His leadership in Alpha Epsilon started while he was in school. “I was the Assistant #4 (#4.5). The reason I got that job is I needed the money. It paid $600 if you became the #4, and to get the #4 job you had to make sure you had two years of accounting, so I did that in my sophomore year while I was Assistant #4. Then I became #4, and then I became #1. We were awarded the Thayer Trophy for the class of ’62.”
“The #4, in those days, reviewed the monthly financial statements, so I had to go see Slip Slifer every month, and he would go over everything to make sure I was properly filling out the journals and the statements and so forth. That was an educational process, which unfortunately students don’t have today. I don’t care if you’re the Recruitment Chairman, the #2 or the #1. The fact that you’re part of the leadership, that the Fraternity has chosen you to be one of their leaders, is something that you can build on later in life.”
He says, “Leadership is about the willingness to assume responsibilities, solicit and encourage debate from various constituencies in the decision-making process, and then leading the effort once a decision is agreed upon.”
Among his best memories are of singing and formal dinners. “Whenever we had formal parties or even informal parties we always sang, and we would go out and serenade the sororities. There’s a picture of me and my now wife at a Chi Psi pledge formal, which was actually held at the War Memorial in Grosse Pointe. We were pinned at the time, and because of that picture, I think that’s probably one of my most memorable events back in my Chi Psi days.”
After graduation, he kept in touch with many of his fellow Brothers who lived in the Detroit area. “We would get together for couples events and played duplicate bridge with one another, and in recent years we started having annual Epsilon dinners at Homecoming where we would all get reacquainted and sing Chi Psi songs.”
“Chi Psi has been an integral part of our lives during undergraduate and postgraduate school just because we stayed very close with our classmates and their spouses. My Epsilon ’62 and ’63 Brothers that were part of this group are all still married to their original brides. In fact, I just saw one of them from the class of ’63, and he and his wife are celebrating their 50th wedding anniversary this weekend. All of us have remained quite close.”
He kept volunteering too, serving on the Epsilon Trustee Corporation and the Epsilon Educational Endowment, as well as serving on the fundraising campaign to refurbish the Lodge in the early 2000s. When he was asked to join the Chi Psi Educational Trust because of his historic involvement, he agreed. Later, he was approached to serve as #7.
“I was still on two corporate boards and too many nonprofit boards, so I had a pretty busy schedule,” he said at the time, “But Steve Crow and Dan Ahlberg persuaded me that I could arrange my schedule as I wanted to with this particular job, and I said OK, I’ll do it. We’ll give it a try and see how it works out.
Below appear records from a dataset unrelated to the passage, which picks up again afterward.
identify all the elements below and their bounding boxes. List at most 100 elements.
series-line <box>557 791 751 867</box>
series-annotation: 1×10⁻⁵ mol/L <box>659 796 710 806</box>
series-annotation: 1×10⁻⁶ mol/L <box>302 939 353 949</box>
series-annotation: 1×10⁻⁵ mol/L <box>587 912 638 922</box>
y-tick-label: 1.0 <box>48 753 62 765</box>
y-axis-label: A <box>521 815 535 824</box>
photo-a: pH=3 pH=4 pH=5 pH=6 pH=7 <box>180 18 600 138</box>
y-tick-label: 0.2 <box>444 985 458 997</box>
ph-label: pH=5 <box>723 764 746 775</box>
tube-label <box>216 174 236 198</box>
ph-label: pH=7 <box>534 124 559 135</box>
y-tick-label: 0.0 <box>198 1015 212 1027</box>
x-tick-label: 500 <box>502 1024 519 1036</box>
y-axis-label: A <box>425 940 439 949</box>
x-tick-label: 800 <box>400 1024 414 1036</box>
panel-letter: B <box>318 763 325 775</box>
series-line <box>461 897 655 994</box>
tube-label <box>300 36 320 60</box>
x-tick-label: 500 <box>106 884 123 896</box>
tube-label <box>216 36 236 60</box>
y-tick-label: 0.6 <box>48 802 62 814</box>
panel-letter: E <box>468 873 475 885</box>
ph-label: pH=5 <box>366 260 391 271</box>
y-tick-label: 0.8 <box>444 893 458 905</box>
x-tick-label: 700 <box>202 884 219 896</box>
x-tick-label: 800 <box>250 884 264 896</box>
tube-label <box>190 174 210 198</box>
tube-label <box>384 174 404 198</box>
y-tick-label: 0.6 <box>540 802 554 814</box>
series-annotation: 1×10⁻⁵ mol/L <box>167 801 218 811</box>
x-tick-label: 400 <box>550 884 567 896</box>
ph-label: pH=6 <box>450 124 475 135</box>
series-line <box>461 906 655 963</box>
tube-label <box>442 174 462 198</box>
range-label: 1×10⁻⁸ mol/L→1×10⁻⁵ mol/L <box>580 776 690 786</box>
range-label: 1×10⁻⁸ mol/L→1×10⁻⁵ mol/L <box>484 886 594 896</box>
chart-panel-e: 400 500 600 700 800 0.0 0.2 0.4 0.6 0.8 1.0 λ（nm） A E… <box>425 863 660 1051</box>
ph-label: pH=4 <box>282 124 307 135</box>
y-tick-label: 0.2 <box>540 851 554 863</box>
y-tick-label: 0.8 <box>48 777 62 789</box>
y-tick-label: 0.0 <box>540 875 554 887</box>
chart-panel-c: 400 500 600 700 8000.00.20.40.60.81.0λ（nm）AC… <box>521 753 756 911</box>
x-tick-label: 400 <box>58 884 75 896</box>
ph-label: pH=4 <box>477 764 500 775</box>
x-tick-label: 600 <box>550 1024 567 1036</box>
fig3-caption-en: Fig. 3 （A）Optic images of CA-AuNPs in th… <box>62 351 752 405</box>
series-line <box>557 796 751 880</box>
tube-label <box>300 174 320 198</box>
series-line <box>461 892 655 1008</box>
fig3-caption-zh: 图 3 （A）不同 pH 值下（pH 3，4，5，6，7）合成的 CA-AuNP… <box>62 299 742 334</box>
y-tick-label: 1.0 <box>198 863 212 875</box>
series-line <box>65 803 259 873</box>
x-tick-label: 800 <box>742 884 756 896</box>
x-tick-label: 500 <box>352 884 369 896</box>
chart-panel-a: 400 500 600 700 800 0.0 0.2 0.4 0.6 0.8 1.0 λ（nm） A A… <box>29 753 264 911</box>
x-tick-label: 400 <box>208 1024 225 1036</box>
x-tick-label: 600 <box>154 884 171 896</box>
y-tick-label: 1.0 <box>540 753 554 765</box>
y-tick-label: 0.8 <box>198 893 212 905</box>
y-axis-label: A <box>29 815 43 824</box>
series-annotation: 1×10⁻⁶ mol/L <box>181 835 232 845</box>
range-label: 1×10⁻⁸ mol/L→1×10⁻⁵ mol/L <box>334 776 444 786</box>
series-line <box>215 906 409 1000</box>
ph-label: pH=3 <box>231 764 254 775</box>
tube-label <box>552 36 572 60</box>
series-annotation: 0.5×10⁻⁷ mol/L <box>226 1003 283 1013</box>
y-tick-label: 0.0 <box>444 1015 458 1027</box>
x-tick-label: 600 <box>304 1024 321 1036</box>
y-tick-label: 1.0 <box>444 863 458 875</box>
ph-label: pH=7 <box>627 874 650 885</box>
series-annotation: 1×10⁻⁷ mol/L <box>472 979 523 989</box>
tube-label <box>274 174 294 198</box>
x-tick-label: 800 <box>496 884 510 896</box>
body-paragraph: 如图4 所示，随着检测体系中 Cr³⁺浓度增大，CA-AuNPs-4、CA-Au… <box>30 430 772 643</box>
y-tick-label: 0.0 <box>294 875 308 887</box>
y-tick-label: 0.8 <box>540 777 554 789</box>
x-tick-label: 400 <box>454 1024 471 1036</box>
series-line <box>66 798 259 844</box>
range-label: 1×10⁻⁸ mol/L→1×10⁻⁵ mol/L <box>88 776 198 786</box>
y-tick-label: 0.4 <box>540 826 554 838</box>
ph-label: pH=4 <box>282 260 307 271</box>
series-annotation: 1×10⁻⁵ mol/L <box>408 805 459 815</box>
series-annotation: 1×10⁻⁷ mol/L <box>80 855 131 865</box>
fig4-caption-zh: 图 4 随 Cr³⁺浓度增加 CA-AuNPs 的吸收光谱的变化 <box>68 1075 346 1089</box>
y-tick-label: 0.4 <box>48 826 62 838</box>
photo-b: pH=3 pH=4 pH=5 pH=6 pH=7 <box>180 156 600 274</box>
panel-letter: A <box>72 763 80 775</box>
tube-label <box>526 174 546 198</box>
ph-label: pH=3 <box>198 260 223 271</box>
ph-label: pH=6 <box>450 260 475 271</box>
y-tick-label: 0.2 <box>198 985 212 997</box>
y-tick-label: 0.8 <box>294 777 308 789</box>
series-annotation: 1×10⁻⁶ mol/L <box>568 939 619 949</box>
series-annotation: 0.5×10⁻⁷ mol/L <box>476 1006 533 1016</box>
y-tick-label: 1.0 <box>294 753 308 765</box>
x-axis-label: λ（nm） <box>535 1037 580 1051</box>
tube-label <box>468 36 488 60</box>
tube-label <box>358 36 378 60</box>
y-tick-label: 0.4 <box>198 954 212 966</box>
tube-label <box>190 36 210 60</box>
So that’s how I got to where I am.”
He says that he gives back to Chi Psi because “of the friendships we have built over the years, both Brothers as well as spouses. We always had a very close affinity to the Lodge in Ann Arbor, and somebody had to take up the leadership to get that going.”
He says that with the Alpha Epsilon of Chi Psi Re-Founding Capital Campaign, a new generation of Brothers can experience the leadership training and close friendships that he and his Brothers had at the Lodge. “With the re- founding of Epsilon and our investment in the Lodge, Epsilon will provide future students the opportunity to experience the friendship and teamwork of a conservative fraternal organization committed to gentlemanly behavior,” he says.
Without the Chi Psi experience on campus and beyond, I would not have developed life-long friendships with those having a common bond based on our unique history and tradition.